The Dutch Ministry of Foreign Affairs (MFA) facilitated ICMP’s move to Headquarters in The Hague in 2015 and also ICMP’s laboratory transition to The Hague, which was completed at the end of 2017. 

Since this relocation, ICMP has developed its existing partnership with the Netherlands Forensic Institute, and forged ties with Rotterdam Univeristy and Leiden University, including  through HumanityX , an initiative that serves as the innovation engine of The Hague Humanity Hub. ICMP has been able to develop the operational capacity of its laboratory and begin applying next generation DNA technologies that will advance the science of human identification, which is critical to providing irrefutable evidence of a person’s identity.   

From 2015 to 2018, the MFA and the City of The Hague granted ICMP more than 2.5 Million EUR, enabling it to implement, through its Headquarters, core programs that are essential to carry out its global work.  The Dutch authorities indicated at the end of last year that they will provide funding of 1.5 million EUR over three years beginning in 2019 so that ICMP can maintain core Headquarters capacities that are needed in order to carry out its work.  
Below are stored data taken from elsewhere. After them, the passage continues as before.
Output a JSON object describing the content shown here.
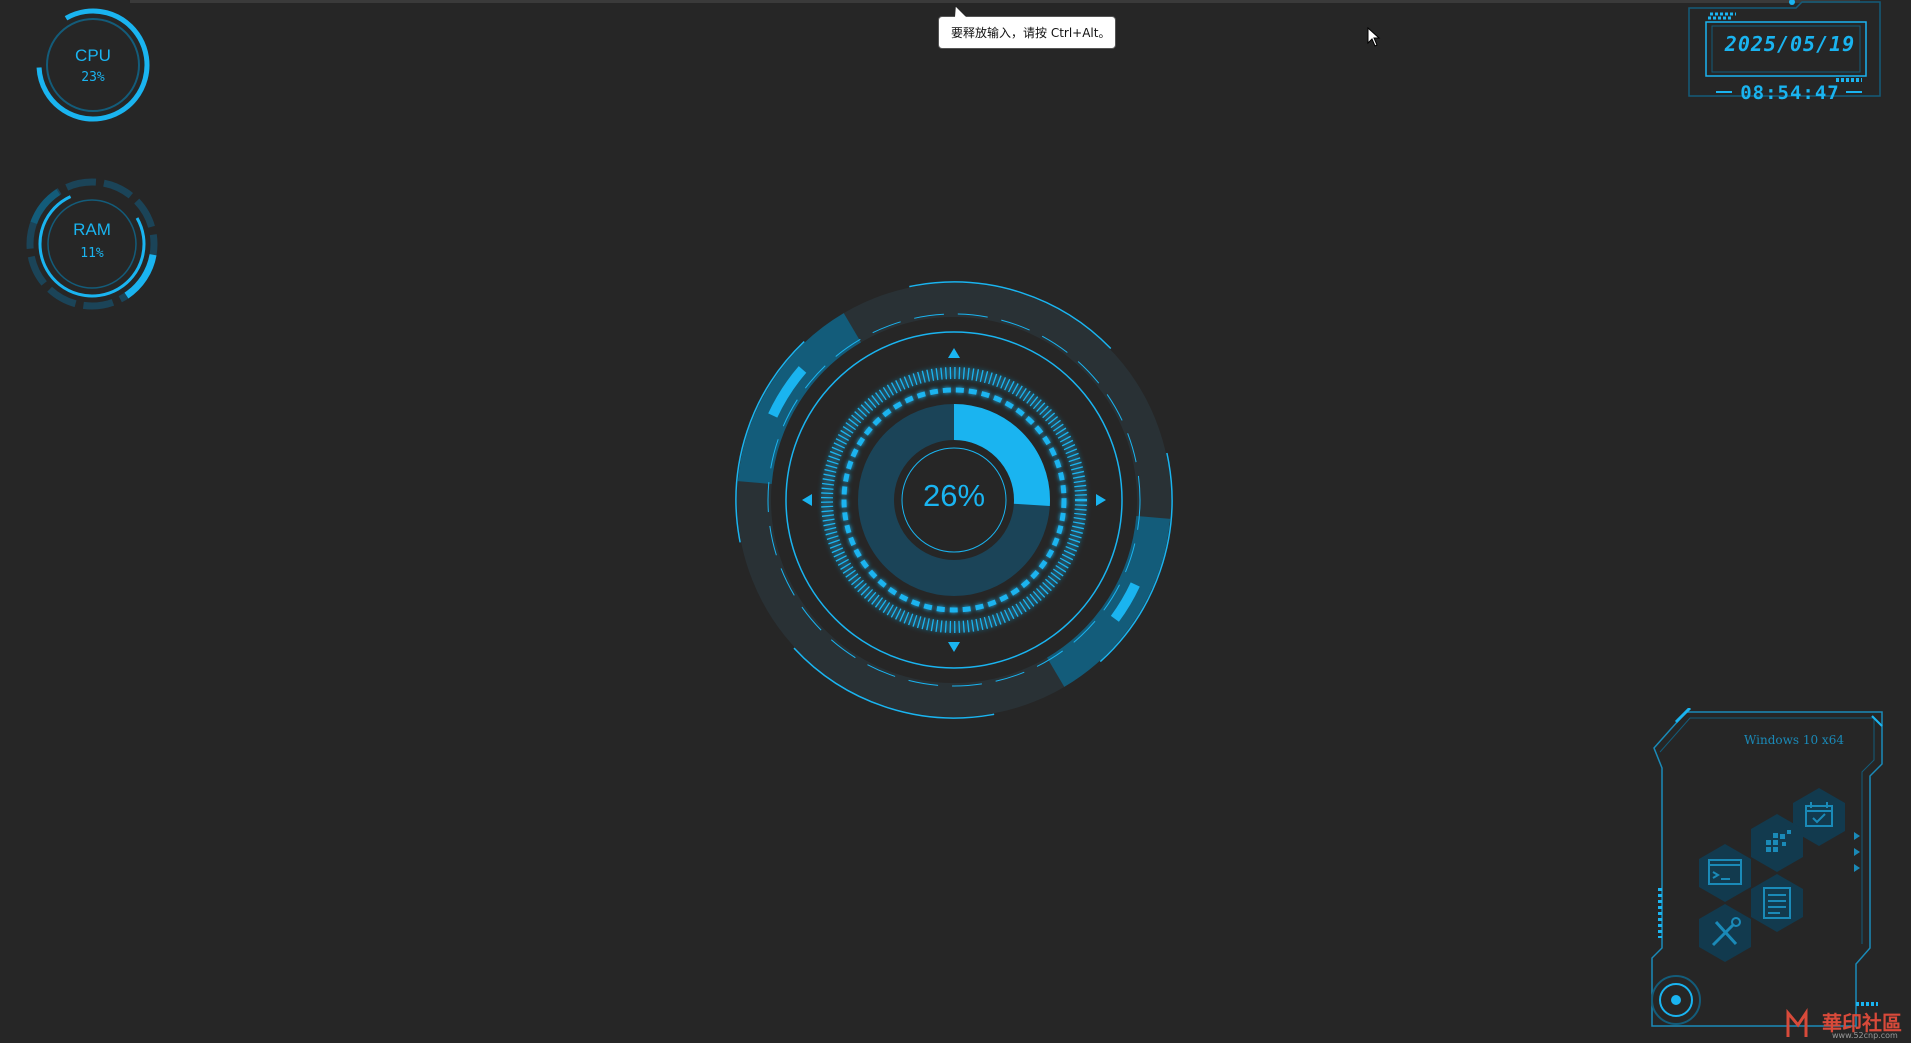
{
  "cpu": {
    "label": "CPU",
    "value": "23%",
    "fraction": 0.23
  },
  "ram": {
    "label": "RAM",
    "value": "11%",
    "fraction": 0.11
  },
  "tooltip": {
    "text": "要释放输入，请按 Ctrl+Alt。"
  },
  "clock": {
    "date": "2025/05/19",
    "time": "08:54:47"
  },
  "center": {
    "percent": "26%",
    "fraction": 0.26
  },
  "panel": {
    "os_label": "Windows 10 x64",
    "shortcuts": [
      {
        "icon": "calendar-icon"
      },
      {
        "icon": "apps-grid-icon"
      },
      {
        "icon": "terminal-icon"
      },
      {
        "icon": "list-icon"
      },
      {
        "icon": "tools-icon"
      }
    ]
  },
  "watermark": {
    "text": "華印社區",
    "url": "www.52cnp.com"
  },
  "colors": {
    "accent": "#1ab4f0",
    "dim": "#135c7a",
    "dark": "#1b4458",
    "background": "#262626"
  }
}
Dutch support has helped ICMP, among other things, to set in place systems in Iraq that will assist in identifying those missing from ISIS crimes, launch a new program to gather information about missing persons from Syrians who have sought refuge in countries neighboring Syria, support legislative and institutional processes in Colombia that will ensure that the missing persons framework established under the 2016 peace agreement can operate successfully, test DNA samples from victims of enforced disappearance from the 1964-85 military dictatorship in Brazil, improve the capacity and coordination of countries in the Mediterranean, including Italy, Greece, Malta and Cyprus, to account for missing migrants, and strengthen stakeholder networks among civil society, government officials, and international organizations engaged in the missing persons issue.  

The Netherlands was one of ICMP’s the earliest supporters after it was established in 1996, and has been a major and long-standing donor to ICMP’s Western Balkans Program. It has also supported ICMP’s development in response to the global challenge of missing persons.

The issue affects countries throughout the world and has multiple causes. ICMP’s mandate is to secure the cooperation of governments and others in locating missing persons from conflict, human rights abuses, disasters, organized crime, irregular migration and other causes and to assist them in doing so.  It is the only international organization tasked exclusively to work on the issue of missing persons.